I get a daily email from http://www.savelv.com/, announcing one or two free or cheap things to do in Vegas. Today's was an interesting surprise: An exhibition of dinosaur fossils at the Venetian. It's in preparation for a big auction coming up next month. See details here. My ex-wife is in town for the next week, and we were both kind of interested in this, so we went. You can see my photos here. It's a little odd seeing all these things with estimated bidding ranges attached to them. Usually such things are in a museum, not for sale.

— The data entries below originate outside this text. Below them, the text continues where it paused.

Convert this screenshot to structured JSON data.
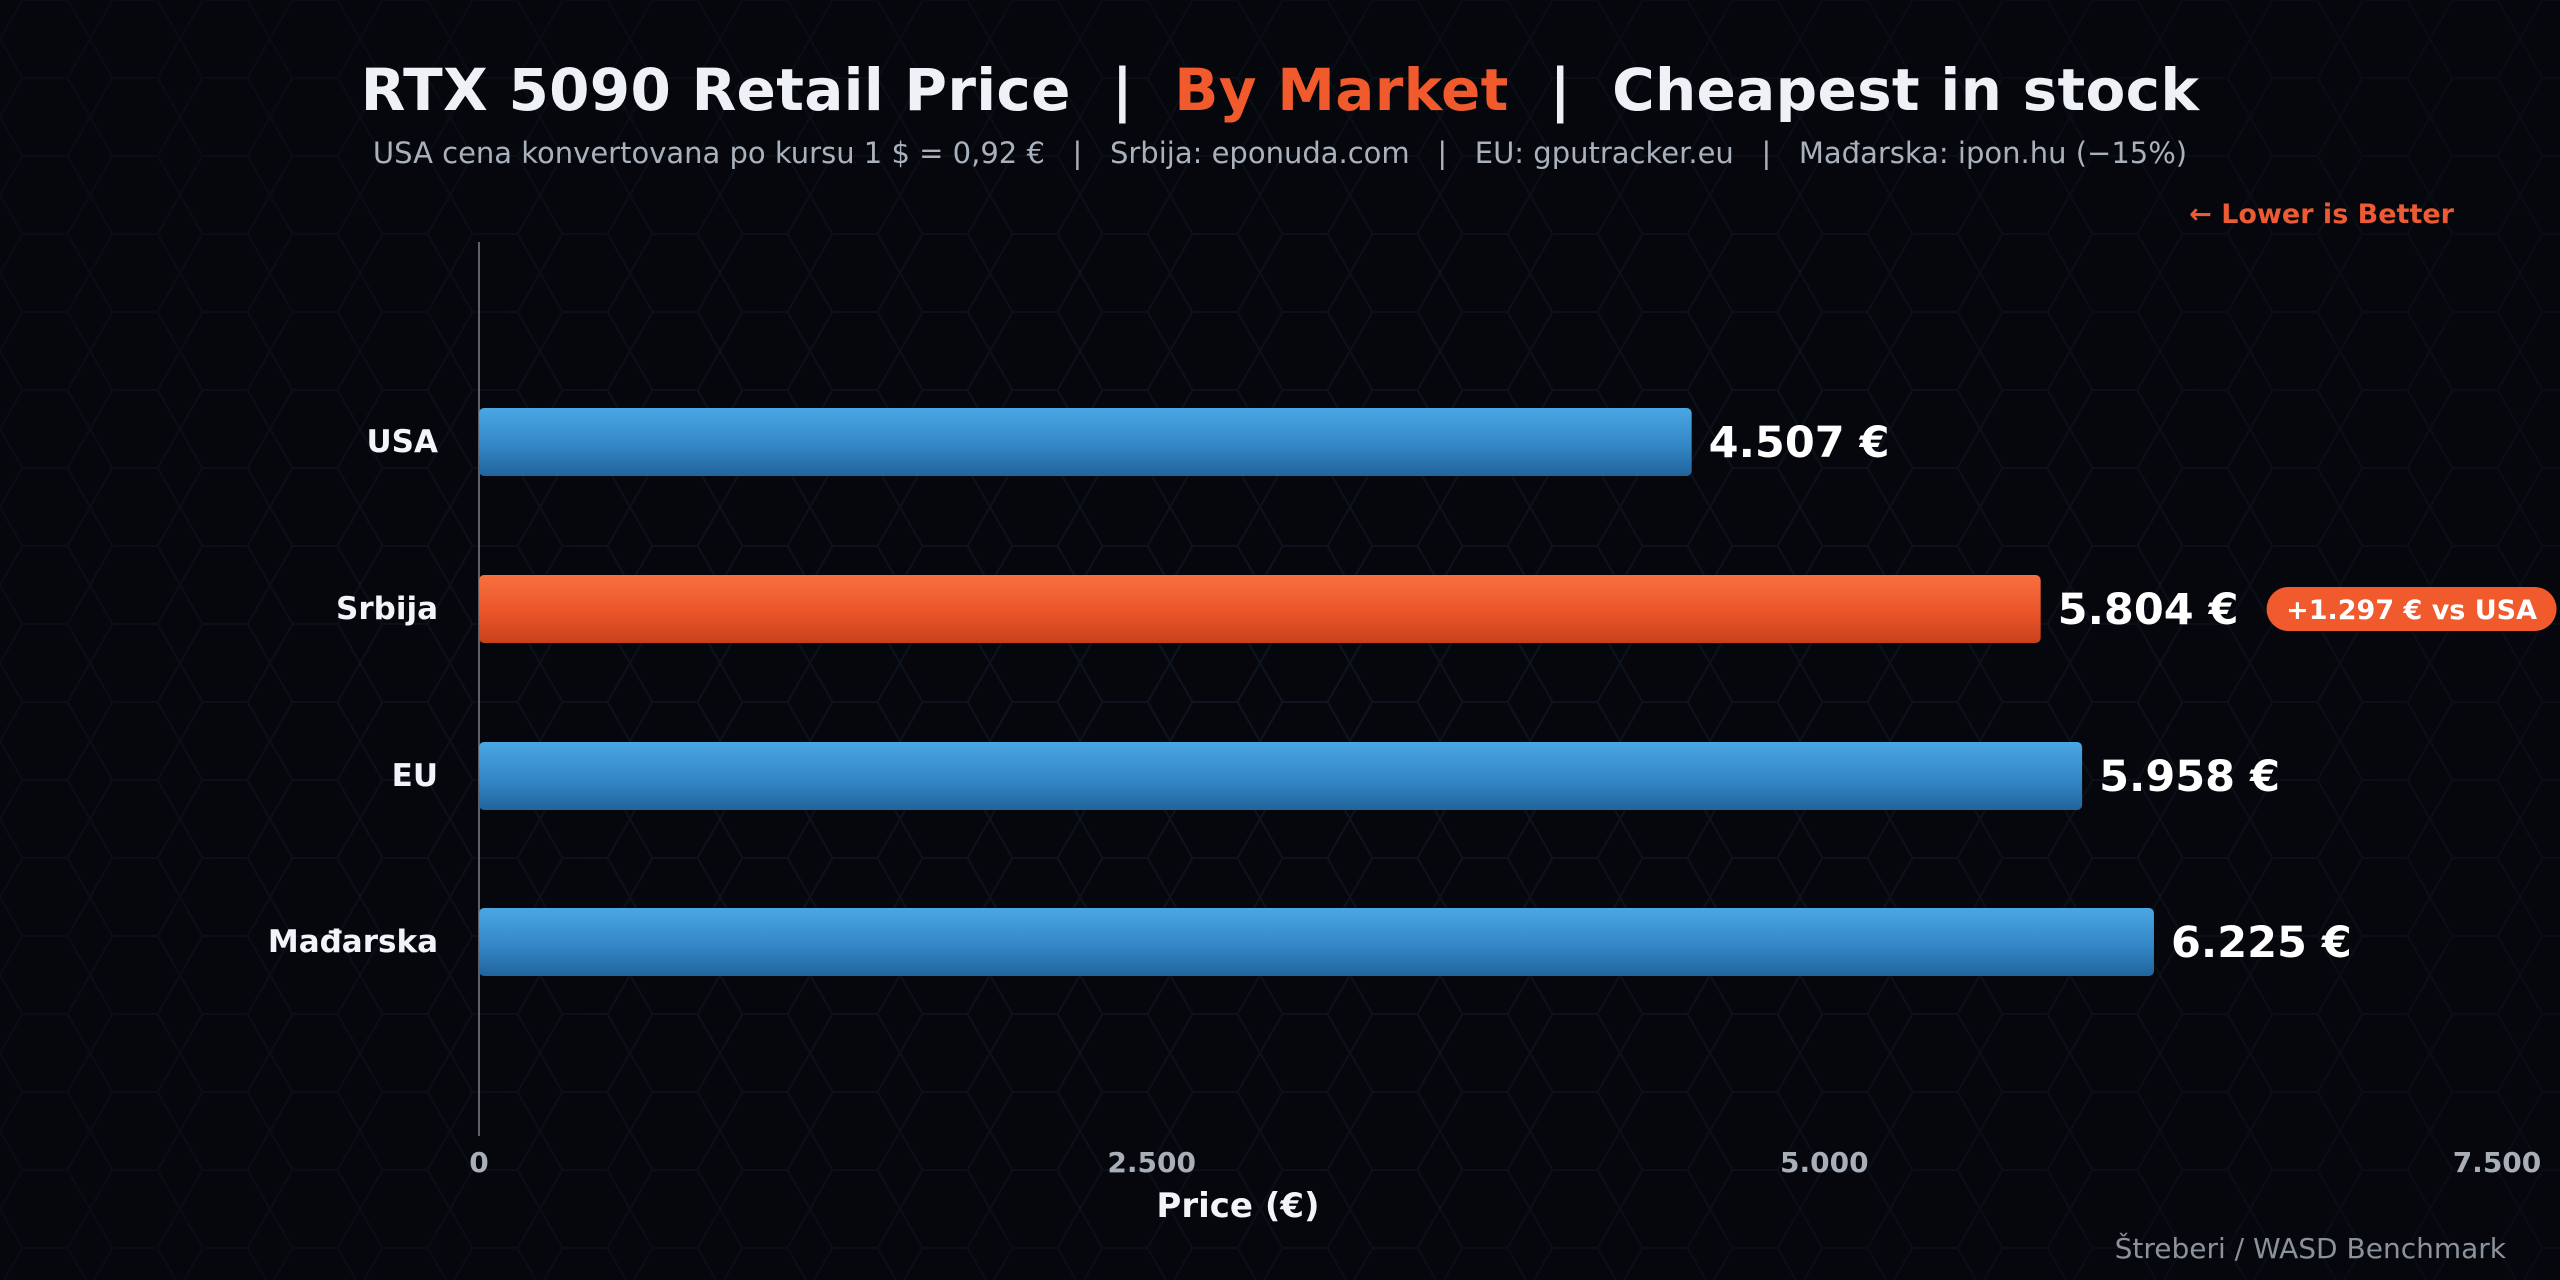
{
  "header": {
    "title_part1": "RTX 5090 Retail Price",
    "title_sep1": "  |  ",
    "title_part2": "By Market",
    "title_sep2": "  |  ",
    "title_part3": "Cheapest in stock",
    "subtitle": "USA cena konvertovana po kursu 1 $ = 0,92 €   |   Srbija: eponuda.com   |   EU: gputracker.eu   |   Mađarska: ipon.hu (−15%)",
    "lower_is_better": "←  Lower is Better"
  },
  "footer": {
    "credit": "Štreberi / WASD Benchmark"
  },
  "colors": {
    "primary_bar": "#3a8fcf",
    "highlight_bar": "#f05a2c",
    "accent": "#f05a2c"
  },
  "chart_data": {
    "type": "bar",
    "orientation": "horizontal",
    "categories": [
      "USA",
      "Srbija",
      "EU",
      "Mađarska"
    ],
    "values": [
      4507,
      5804,
      5958,
      6225
    ],
    "value_labels": [
      "4.507 €",
      "5.804 €",
      "5.958 €",
      "6.225 €"
    ],
    "highlight_category": "Srbija",
    "annotation": {
      "category": "Srbija",
      "text": "+1.297 €  vs USA"
    },
    "xlabel": "Price (€)",
    "ylabel": "",
    "xlim": [
      0,
      7500
    ],
    "xticks": [
      0,
      2500,
      5000,
      7500
    ],
    "xtick_labels": [
      "0",
      "2.500",
      "5.000",
      "7.500"
    ],
    "grid": false
  }
}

After that, we went to Madame Tussauds Wax Museum, also at the Venetian. I had never been there before. I had one free ticket and a $10 off coupon for another ticket, so it cost only $15 for both of us (usual price $25 each). It's OK, but nothing that's worth going out of your way to see. You can see my pictures here. You might even see your favorite Grump (hint: "Make it so"), and/or your favorite Grump's ex-wife (hint: bunny ears). Also, don't miss the last few photos: odd items for sale in the gift shop.